TORONTO - Canadian economy grew slightly more than expected in November, bolstered by major industrial sectors, but the report from Statistics Canada left economists cautious about the strength of the recovery from a weak summer.

November's gross domestic product grew 0.3 per cent from October, above the consensus forecast of 0.2 per cent. That followed October's month-over-month increase of just 0.1 per cent.

Statistics Canada said Thursday that sectors with big improvments in November included mining, quarrying and oil and gas extraction, up 0.8 per cent.

Meanwhile, the important manufacturing sector was up 0.7 per cent following a 0.9 per cent decrease in October.

Wholesale and retail trade, utilities and transportation and warehousing services also rose, while construction and the public sector were largely unchanged.
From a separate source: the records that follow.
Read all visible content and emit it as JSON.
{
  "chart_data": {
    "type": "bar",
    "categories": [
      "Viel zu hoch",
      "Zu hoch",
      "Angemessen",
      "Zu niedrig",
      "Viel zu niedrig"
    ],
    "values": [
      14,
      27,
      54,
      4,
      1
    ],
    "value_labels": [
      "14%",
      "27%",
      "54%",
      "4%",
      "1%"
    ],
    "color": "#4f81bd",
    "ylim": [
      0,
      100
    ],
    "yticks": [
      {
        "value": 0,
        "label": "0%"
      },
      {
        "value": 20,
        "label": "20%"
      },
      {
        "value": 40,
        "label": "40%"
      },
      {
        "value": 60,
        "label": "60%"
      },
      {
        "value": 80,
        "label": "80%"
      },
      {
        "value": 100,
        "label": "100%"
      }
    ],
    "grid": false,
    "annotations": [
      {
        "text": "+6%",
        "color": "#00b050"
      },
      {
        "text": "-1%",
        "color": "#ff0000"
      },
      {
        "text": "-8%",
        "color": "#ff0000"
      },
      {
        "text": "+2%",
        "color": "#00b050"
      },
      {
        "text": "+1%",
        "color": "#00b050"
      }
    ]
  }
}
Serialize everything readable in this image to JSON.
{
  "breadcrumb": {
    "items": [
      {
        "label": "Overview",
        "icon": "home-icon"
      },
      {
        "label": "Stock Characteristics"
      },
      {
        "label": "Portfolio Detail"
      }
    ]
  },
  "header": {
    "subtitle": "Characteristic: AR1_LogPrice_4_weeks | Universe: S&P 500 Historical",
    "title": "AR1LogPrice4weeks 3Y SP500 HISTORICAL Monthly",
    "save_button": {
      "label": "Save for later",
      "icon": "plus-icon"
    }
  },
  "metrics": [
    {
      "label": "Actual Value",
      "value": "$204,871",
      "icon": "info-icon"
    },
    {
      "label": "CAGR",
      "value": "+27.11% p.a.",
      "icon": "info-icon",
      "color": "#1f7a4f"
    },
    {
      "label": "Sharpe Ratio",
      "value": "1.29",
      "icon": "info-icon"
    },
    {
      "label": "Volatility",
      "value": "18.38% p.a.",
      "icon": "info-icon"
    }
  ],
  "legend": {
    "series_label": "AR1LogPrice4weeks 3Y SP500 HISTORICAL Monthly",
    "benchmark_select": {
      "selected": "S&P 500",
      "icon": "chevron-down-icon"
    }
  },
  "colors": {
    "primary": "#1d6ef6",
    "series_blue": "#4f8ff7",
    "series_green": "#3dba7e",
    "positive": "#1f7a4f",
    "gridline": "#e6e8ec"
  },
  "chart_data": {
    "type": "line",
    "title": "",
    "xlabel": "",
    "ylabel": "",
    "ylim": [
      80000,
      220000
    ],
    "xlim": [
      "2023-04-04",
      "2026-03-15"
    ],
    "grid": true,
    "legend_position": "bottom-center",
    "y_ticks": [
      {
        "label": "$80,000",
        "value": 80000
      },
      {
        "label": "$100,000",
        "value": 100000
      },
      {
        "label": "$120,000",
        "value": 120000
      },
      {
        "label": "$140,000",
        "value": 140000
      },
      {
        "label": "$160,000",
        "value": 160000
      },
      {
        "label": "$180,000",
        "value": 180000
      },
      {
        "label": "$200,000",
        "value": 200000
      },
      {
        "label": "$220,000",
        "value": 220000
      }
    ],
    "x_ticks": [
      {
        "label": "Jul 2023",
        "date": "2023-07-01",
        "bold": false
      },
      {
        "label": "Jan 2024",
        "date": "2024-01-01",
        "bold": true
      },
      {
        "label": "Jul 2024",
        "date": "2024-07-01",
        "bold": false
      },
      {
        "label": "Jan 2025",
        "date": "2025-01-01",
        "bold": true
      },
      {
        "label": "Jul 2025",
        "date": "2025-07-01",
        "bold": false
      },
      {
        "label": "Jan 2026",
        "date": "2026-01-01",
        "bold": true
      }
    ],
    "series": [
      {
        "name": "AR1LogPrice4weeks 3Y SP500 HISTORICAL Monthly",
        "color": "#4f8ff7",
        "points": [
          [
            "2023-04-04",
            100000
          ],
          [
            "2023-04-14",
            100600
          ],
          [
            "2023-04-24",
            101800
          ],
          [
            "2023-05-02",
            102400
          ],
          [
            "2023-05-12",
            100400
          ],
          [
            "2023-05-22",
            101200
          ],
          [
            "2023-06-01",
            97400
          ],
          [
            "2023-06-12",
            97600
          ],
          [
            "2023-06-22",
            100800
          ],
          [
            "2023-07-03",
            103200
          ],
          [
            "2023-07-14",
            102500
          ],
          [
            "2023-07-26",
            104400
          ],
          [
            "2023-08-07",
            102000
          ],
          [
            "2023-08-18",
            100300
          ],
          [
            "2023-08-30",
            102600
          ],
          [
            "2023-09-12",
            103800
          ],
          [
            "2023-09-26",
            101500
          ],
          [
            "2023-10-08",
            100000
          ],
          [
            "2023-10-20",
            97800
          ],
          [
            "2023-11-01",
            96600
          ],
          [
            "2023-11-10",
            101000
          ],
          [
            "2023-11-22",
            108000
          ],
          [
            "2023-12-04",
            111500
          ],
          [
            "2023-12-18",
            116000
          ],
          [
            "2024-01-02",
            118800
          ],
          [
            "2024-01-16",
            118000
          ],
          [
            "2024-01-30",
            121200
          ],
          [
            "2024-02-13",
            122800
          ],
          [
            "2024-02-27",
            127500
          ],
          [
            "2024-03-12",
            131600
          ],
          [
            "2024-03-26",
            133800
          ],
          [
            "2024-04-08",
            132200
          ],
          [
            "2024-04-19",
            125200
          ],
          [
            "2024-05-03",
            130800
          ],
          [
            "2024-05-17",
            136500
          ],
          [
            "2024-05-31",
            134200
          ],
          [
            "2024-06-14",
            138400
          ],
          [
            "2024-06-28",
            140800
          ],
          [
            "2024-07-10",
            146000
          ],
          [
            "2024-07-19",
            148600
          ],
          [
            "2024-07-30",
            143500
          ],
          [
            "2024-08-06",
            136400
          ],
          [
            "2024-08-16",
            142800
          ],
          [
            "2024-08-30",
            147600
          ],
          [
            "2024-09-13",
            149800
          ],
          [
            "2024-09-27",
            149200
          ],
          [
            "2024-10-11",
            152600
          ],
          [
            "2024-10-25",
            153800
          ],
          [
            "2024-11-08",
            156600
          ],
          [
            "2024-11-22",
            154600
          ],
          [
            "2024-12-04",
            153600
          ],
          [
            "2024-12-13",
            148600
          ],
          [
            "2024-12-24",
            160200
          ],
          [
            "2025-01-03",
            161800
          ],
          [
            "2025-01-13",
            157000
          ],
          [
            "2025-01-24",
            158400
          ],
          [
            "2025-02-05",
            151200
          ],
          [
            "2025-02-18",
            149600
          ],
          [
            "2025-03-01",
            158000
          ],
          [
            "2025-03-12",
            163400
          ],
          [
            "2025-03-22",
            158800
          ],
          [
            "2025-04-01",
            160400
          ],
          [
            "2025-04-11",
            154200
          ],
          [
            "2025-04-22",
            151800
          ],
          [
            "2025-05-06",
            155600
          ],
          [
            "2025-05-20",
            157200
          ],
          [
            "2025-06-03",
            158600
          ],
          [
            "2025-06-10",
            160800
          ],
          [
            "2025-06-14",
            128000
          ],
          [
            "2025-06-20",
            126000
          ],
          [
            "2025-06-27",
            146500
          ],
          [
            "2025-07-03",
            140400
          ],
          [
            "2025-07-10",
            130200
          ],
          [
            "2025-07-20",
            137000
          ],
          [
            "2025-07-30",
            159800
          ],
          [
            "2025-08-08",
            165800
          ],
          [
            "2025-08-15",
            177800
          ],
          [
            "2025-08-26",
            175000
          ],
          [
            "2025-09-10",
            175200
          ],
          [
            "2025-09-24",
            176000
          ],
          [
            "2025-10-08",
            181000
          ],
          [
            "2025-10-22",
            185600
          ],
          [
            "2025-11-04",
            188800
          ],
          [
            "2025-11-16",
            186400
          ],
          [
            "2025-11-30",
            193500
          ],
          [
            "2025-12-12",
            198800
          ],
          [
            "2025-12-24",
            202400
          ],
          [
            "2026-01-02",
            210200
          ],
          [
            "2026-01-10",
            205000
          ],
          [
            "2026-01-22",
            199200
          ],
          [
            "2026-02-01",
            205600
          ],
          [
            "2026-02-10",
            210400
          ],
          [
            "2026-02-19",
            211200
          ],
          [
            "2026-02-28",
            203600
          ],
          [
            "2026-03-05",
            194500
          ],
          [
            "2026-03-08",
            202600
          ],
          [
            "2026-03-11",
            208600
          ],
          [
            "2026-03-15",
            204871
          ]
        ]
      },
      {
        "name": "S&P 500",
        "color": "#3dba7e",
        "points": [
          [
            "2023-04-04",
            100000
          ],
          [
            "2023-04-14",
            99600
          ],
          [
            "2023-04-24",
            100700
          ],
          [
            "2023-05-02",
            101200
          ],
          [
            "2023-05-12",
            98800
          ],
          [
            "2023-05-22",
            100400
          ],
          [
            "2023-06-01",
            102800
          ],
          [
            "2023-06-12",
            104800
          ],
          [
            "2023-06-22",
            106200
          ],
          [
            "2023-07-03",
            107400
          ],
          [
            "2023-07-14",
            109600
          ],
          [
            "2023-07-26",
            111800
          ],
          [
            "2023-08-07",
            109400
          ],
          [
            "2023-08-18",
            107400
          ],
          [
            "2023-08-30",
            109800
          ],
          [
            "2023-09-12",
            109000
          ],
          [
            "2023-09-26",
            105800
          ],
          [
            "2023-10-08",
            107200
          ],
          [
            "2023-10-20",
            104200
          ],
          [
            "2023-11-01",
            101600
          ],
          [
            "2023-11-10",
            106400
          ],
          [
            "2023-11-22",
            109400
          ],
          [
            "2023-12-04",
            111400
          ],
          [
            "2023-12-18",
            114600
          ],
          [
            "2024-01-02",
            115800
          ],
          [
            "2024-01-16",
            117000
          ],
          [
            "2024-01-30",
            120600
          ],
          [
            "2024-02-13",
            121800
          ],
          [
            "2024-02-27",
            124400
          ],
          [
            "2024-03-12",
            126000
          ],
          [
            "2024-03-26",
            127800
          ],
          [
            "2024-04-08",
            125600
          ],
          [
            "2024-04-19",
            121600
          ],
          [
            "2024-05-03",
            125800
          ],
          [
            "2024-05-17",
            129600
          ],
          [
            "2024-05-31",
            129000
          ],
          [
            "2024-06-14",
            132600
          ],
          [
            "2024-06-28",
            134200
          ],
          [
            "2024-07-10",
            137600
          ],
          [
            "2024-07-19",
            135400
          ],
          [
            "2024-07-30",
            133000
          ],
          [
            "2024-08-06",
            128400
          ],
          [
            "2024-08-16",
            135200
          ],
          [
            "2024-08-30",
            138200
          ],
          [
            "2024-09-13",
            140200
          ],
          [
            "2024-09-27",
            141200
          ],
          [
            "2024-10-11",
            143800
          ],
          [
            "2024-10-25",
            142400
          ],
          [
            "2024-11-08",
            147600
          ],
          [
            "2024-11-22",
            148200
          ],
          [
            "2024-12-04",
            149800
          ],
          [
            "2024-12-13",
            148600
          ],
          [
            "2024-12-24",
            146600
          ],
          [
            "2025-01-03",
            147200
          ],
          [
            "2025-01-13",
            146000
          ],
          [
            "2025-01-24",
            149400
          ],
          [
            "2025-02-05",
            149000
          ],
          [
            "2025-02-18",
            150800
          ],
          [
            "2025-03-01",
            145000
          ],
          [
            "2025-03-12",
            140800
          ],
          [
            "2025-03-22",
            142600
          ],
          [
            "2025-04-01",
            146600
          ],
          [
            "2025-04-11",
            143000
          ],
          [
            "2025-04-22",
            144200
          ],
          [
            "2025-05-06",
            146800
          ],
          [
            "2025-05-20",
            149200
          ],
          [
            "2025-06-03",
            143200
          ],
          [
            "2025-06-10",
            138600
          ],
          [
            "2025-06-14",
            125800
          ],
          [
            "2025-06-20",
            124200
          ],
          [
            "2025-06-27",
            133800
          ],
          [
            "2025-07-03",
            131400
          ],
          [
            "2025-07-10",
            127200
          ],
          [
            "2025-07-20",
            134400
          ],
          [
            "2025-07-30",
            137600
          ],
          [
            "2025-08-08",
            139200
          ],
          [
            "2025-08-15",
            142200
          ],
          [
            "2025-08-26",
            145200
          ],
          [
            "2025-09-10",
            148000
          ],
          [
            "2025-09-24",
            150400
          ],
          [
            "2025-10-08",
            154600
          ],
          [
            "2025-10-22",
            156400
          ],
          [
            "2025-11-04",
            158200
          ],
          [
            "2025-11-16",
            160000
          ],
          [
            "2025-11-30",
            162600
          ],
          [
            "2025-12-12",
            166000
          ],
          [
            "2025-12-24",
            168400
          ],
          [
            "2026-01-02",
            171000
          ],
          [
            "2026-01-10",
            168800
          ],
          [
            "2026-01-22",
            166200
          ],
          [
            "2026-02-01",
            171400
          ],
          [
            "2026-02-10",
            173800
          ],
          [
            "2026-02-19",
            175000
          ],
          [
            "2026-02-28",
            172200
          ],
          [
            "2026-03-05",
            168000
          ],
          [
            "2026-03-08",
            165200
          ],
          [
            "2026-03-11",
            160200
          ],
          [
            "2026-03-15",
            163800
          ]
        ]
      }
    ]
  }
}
Accommodation and food services and the finance and insurance sectors shrank.

"A key question is whether we are seeing a turnaround in manufacturing that could sustain stronger growth or just a monthly blip that will leave our economy treading water," said economist Erin Weir, president of the Progressive Economics Forum.

Weir said in a note that annual economic growth remains at only 1.3 per cent, barely ahead of the one per cent growth in population.

Robert Kavcic, senior economist at BMO Capital Markets, said that despite the November numbers, growth in the fourth quarter will likely remain stuck at about one per cent.

Kavcic said that was consistent with an economy that is still growing "at a sluggish pace."

Emanuella Enenajor, an economist at CIBC World Markets, said the November GDP — although a "touch stronger" than the consensus estimate — was in line with CIBC's predictions.

"Overall, an upbeat report suggesting that economic activity picked up from its fall doldrums, although still lagging potential output growth," Enenajor said.

She said the November data suggest fourth-quarter growth could track around 1.4 per cent, which would be "supportive for the Canadian dollar (but) a negative for fixed income."